Thursday, November 16, 2006

And McCain throws his hat in the ring.

I should probably state upfront that, historically, I vote democrat. Given my husband's career, this has gotten a lot of laughs and a fair amount of heckling. To be fair, I've only been able to vote in a handful of elections so far, and with the exception of a ballot for Harry Browne in 2000, I have happily checked boxes next to the names of Clinton and Kerry.

I would argue that I am a fiscal republican and a social democrat. I understand that it is a paradoxical thing to be but that's just where I am these days. And as for morals, well, I just think they are a bit to slippery to even attempt to legislate. CPT Dick believes that I will become more conservative over time and though I can see a bit of that, I don't think it's in the way that he thinks. Because the only place in which I want to draw lines about how people conduct themselves is in terms of personal and fiscal responsibility. And slowly but surely, I'm beginning to believe the possiblity of legislating common sense is about as likely as Nancy Reagan coming out as a cokehead.

But let's go back to the election in 2000. Sure, when you mention it, everyone gets all fired up one way or another. It's the "stolen" election or the election that showed that Joe America cares about strong moral and family values (which don't include, apparently, oral sex from interns). But for me, that election is all about dirty pool. It is the election in which I might very well have voted Republican, if the GOP had the sense enough to put John McCain on the ticket. But they did not because a political mastermind named Karl Rove twisted both the history and the words of Senator McCain to make him seem weak, immoral and psychologically unsound. It was a disgusting display of negative campaigning and I was very sad to see that the majority of Republicans were stupid enough to fall for it.

But I am hopeful that the very attributes that were used against McCain in 2000 may be the ones that get him the recognition he deserves this time around. During a time of war, would it not be in America's best interest to have a leader who has actually fought for his country? When we are so carefully walking a line between intelligence gathering and torture, do we need the input of "echelons above reality" staff or someone who can speak to the experience of both a prisoner and a serviceman?

Will I vote for him in 2008? I do believe that Senator McCain is the kind of leader that this country needs. I think he is honest, forthright and an outstanding public servant. He is the kind of politician who doesn't make you feel dirty, who you really feel is working for the best interests of our country instead of the best interests of himself, his family and his business cronies. But he is also a staunch conservative who is against legalized abortion.
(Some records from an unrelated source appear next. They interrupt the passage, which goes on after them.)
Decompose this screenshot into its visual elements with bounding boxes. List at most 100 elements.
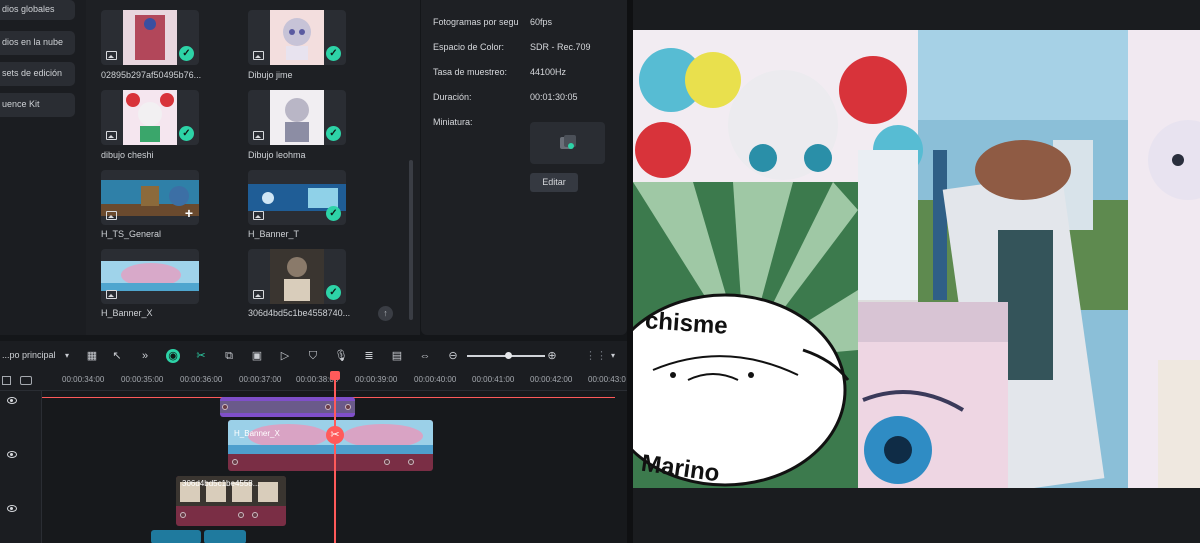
thumbnail-label: Miniatura: [433, 117, 473, 127]
ai-assist-icon[interactable]: ◉ [166, 349, 180, 363]
eye-icon[interactable] [7, 397, 17, 404]
sticker-text-top: chisme [644, 307, 729, 340]
keyframe-marker[interactable] [180, 512, 186, 518]
camera-icon[interactable]: ▣ [250, 349, 264, 363]
add-track-icon[interactable] [2, 376, 11, 385]
ruler-tick: 00:00:40:00 [414, 375, 457, 384]
media-item-label: 306d4bd5c1be4558740... [248, 308, 351, 318]
media-item[interactable]: ✓ [101, 10, 199, 65]
playhead[interactable] [334, 373, 336, 543]
ruler-tick: 00:00:43:0 [588, 375, 626, 384]
crop-icon[interactable]: ⧉ [222, 349, 236, 363]
media-thumbnail-image [101, 261, 199, 291]
media-item-label: H_TS_General [101, 229, 162, 239]
media-thumbnail-image [270, 249, 324, 304]
nav-item-edit-presets[interactable]: sets de edición [0, 62, 75, 86]
media-item[interactable]: + [101, 170, 199, 225]
clip-label: H_Banner_X [234, 429, 280, 438]
image-type-icon [106, 211, 117, 220]
keyframe-marker[interactable] [408, 459, 414, 465]
check-icon: ✓ [326, 285, 341, 300]
media-item-label: dibujo cheshi [101, 150, 154, 160]
media-item[interactable]: ✓ [248, 170, 346, 225]
track-header-column [0, 391, 42, 543]
nav-item-global-media[interactable]: dios globales [0, 0, 75, 20]
color-space-label: Espacio de Color: [433, 42, 505, 52]
properties-panel: Fotogramas por segu 60fps Espacio de Col… [421, 0, 627, 335]
sticker-icon[interactable]: ▤ [390, 349, 404, 363]
color-space-value: SDR - Rec.709 [530, 42, 591, 52]
keyframe-marker[interactable] [325, 404, 331, 410]
check-icon: ✓ [179, 126, 194, 141]
media-scrollbar[interactable] [409, 160, 413, 320]
music-list-icon[interactable]: ≣ [362, 349, 376, 363]
video-clip[interactable] [204, 530, 246, 543]
zoom-slider-handle[interactable] [505, 352, 512, 359]
thumbnail-preview[interactable] [530, 122, 605, 164]
play-circle-icon[interactable]: ▷ [278, 349, 292, 363]
shield-icon[interactable]: ⛉ [306, 349, 320, 363]
nav-item-sequence-kit[interactable]: uence Kit [0, 93, 75, 117]
timeline-ruler[interactable]: 00:00:34:00 00:00:35:00 00:00:36:00 00:0… [0, 371, 627, 391]
media-item-label: Dibujo jime [248, 70, 293, 80]
media-item[interactable] [101, 249, 199, 304]
media-thumbnail-image [270, 90, 324, 145]
nav-item-cloud-media[interactable]: dios en la nube [0, 31, 75, 55]
preview-panel: chisme Marino [633, 0, 1200, 543]
keyframe-marker[interactable] [222, 404, 228, 410]
grid-icon[interactable]: ▦ [85, 349, 99, 363]
track-selector[interactable]: ...po principal [2, 350, 56, 360]
image-type-icon [253, 211, 264, 220]
chevron-down-icon[interactable]: ▾ [60, 349, 74, 363]
zoom-in-icon[interactable]: ⊕ [545, 349, 559, 363]
chevron-down-icon[interactable]: ▾ [606, 349, 620, 363]
media-item-label: 02895b297af50495b76... [101, 70, 202, 80]
select-tool-icon[interactable]: ↖ [110, 349, 124, 363]
ruler-tick: 00:00:36:00 [180, 375, 223, 384]
keyframe-marker[interactable] [252, 512, 258, 518]
check-icon: ✓ [326, 206, 341, 221]
more-icon[interactable]: ⋮⋮ [585, 349, 607, 363]
media-item[interactable]: ✓ [248, 10, 346, 65]
keyframe-marker[interactable] [345, 404, 351, 410]
track-settings-icon[interactable] [20, 376, 32, 385]
media-item-label: Dibujo leohma [248, 150, 306, 160]
check-icon: ✓ [179, 46, 194, 61]
ruler-tick: 00:00:34:00 [62, 375, 105, 384]
video-clip[interactable]: 306d4bd5c1be4558... [176, 476, 286, 526]
image-type-icon [253, 51, 264, 60]
playhead-handle[interactable] [330, 371, 340, 380]
keyframe-marker[interactable] [238, 512, 244, 518]
microphone-icon[interactable]: 🎙 [334, 349, 348, 363]
edit-thumbnail-button[interactable]: Editar [530, 173, 578, 192]
eye-icon[interactable] [7, 505, 17, 512]
media-item[interactable]: ✓ [248, 90, 346, 145]
duration-label: Duración: [433, 92, 472, 102]
timeline-tracks: H_Banner_X 306d4bd5c1be4558... [0, 391, 627, 543]
timeline-toolbar: ...po principal ▾ ▦ ↖ » ◉ ✂ ⧉ ▣ ▷ ⛉ 🎙 ≣ … [0, 341, 627, 371]
media-thumbnail-image [123, 10, 177, 65]
zoom-slider[interactable] [467, 352, 545, 359]
fit-icon[interactable]: ⇔ [418, 349, 432, 363]
scroll-top-button[interactable]: ↑ [378, 306, 393, 321]
check-icon: ✓ [326, 46, 341, 61]
fps-value: 60fps [530, 17, 553, 27]
zoom-out-icon[interactable]: ⊖ [446, 349, 460, 363]
media-item[interactable]: ✓ [248, 249, 346, 304]
eye-icon[interactable] [7, 451, 17, 458]
add-icon[interactable]: + [185, 205, 193, 221]
media-item[interactable]: ✓ [101, 90, 199, 145]
split-icon[interactable]: ✂ [194, 349, 208, 363]
keyframe-marker[interactable] [384, 459, 390, 465]
thumbnail-edit-icon [560, 135, 576, 149]
image-type-icon [106, 51, 117, 60]
sample-rate-value: 44100Hz [530, 67, 567, 77]
sample-rate-label: Tasa de muestreo: [433, 67, 508, 77]
video-clip[interactable] [151, 530, 201, 543]
scissors-icon[interactable]: ✂ [326, 426, 344, 444]
forward-icon[interactable]: » [138, 349, 152, 363]
clip-label: 306d4bd5c1be4558... [182, 479, 260, 488]
fps-label: Fotogramas por segu [433, 17, 519, 27]
keyframe-marker[interactable] [232, 459, 238, 465]
image-type-icon [253, 290, 264, 299]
That is a tough one for me. Though he has publicly stated that a constitutional ban on gay marriage is "un-Republican" and is working with Ted Kennedy of all people on guest worker legislation for immigrants, he is not a "soft" Republican and anyone who thinks otherwise is dead wrong.

A while back, a friend of mine went to hear McCain speak during his book tour. She, like many, wondered if perhaps McCain was more of a Republican in name only. She saw many democrats and independents in the audience that day probably wondering, like her, if the Senator from Arizona might be the kind of candidate they could get behind. But McCain opened his speech with the following line:

"Make no mistake about it. I am a conservative Republican."

So can I, in good conscience, vote for McCain? I can't rightly say. But his ability to be so forthright when he's just warming up the crowd for 2008 has got my attention.

So Senator McCain, I'm listening. Let's see what you have to say.